Britannica and Merriam-Webster have sued OpenAI, accusing it of using nearly 100,000 copyrighted articles to train ChatGPT. The case could reshape AI and copyright laws.

A major copyright battle is brewing between publishers and AI giants

Encyclopedia Britannica and dictionary publisher Merriam-Webster have filed a lawsuit against OpenAI, accusing the company of using their copyrighted content to train its AI models without permission marking the latest escalation in the global fight over artificial intelligence and intellectual property.

What the lawsuit claims

According to court filings in a Manhattan federal court, Britannica alleges that OpenAI copied nearly 100,000 articles, including encyclopedia entries and dictionary definitions, to train models like ChatGPT.

The complaint argues that:

OpenAI used copyrighted material without licensing or consent
ChatGPT can produce near-verbatim outputs from Britannica content
AI-generated answers are diverting traffic away from Britannica’s platforms
The company may have misled users into believing the content was licensed

Publishers say this behavior directly impacts their business by replacing the need for users to visit original sources.

The “dictionary problem” in AI

At the heart of the case is a key issue: how AI models learn language.

Dictionaries and encyclopedias are foundational data sources for training large language models. Britannica argues that OpenAI effectively “memorized” and reproduced its content, rather than transforming it.

This raises a critical legal question:

Is AI training fair use, or is it copyright infringement?

OpenAI’s response

OpenAI has pushed back on these claims, stating that its models are trained on publicly available data and operate under fair use principles.

The company maintains that its systems transform information into new outputs, rather than copying content directly.

Part of a larger wave of lawsuits

This case is not happening in isolation. It’s part of a growing global trend where content creators are taking AI companies to court.

Recent examples include:

News organizations suing over article usage
Authors filing claims over book datasets
Music publishers challenging AI-generated lyrics

Even in India, Asian News International (ANI) previously sued OpenAI over similar concerns about unauthorized content use.
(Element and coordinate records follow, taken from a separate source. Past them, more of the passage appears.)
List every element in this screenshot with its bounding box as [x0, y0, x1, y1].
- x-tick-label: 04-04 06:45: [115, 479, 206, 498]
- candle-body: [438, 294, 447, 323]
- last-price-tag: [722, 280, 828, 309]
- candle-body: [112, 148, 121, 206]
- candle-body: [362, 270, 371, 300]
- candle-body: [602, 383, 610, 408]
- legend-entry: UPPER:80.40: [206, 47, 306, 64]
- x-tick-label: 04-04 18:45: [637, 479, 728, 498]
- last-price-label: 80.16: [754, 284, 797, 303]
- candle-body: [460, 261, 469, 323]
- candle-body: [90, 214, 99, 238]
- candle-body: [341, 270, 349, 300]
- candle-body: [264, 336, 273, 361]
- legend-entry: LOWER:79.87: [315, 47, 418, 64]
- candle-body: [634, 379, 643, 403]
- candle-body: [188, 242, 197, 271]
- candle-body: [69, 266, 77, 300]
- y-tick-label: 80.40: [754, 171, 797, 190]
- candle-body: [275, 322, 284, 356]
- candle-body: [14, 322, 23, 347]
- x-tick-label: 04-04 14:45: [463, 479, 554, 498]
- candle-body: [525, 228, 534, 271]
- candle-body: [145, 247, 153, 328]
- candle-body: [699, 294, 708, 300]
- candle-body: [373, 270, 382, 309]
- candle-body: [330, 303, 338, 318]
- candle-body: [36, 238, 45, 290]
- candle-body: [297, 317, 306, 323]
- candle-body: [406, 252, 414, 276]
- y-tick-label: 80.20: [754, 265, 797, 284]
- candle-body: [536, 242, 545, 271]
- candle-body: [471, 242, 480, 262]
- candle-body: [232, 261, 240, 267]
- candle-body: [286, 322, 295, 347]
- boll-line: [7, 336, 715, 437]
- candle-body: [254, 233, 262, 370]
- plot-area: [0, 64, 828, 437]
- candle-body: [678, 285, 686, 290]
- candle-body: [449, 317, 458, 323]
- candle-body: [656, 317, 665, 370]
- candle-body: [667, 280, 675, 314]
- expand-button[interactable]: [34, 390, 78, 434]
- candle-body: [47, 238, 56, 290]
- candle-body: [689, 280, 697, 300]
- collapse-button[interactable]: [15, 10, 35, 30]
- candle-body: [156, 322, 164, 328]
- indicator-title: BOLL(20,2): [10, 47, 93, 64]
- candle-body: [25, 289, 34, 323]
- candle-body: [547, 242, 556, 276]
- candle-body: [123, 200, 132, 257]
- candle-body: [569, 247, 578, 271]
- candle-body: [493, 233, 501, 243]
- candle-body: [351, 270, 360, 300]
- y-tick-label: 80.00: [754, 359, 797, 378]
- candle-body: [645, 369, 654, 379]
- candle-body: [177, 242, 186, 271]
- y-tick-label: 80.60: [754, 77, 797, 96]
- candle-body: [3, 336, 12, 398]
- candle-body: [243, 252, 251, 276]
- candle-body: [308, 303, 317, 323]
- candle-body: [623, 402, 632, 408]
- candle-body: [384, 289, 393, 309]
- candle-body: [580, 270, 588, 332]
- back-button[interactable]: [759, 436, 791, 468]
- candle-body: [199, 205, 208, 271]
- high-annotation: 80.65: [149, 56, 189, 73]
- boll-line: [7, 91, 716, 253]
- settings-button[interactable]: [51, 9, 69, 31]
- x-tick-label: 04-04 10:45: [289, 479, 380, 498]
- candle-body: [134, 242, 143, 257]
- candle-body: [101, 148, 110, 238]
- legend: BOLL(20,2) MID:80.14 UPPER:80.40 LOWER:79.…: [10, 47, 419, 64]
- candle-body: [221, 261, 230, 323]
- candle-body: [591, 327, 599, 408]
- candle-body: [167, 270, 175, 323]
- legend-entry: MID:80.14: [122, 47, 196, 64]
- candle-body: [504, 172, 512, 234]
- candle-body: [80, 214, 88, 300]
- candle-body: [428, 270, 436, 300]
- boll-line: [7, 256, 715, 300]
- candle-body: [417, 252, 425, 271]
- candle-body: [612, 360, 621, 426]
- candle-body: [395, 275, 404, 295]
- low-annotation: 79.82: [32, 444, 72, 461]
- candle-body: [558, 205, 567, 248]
Legal experts say these cases could define the future of AI development and copyright law.

What Britannica wants

Britannica and Merriam-Webster are seeking:

Financial damages
A court order to stop the alleged misuse of their content
Stronger protections against AI systems reproducing copyrighted material

Why this case matters

This lawsuit could have massive implications for the entire AI industry:

It may reshape how AI companies source training data
It could force licensing deals with publishers
It might redefine fair use in the AI era

If courts rule against OpenAI, it could change how tools like ChatGPT are built—and what data they can legally learn from.

The bottom line

The battle between publishers and AI companies is intensifying, and this case puts one of the most trusted names in knowledge, Britannica directly against one of the most powerful AI developers.

The outcome could decide whether AI continues to learn freely from the internet or must start paying for it.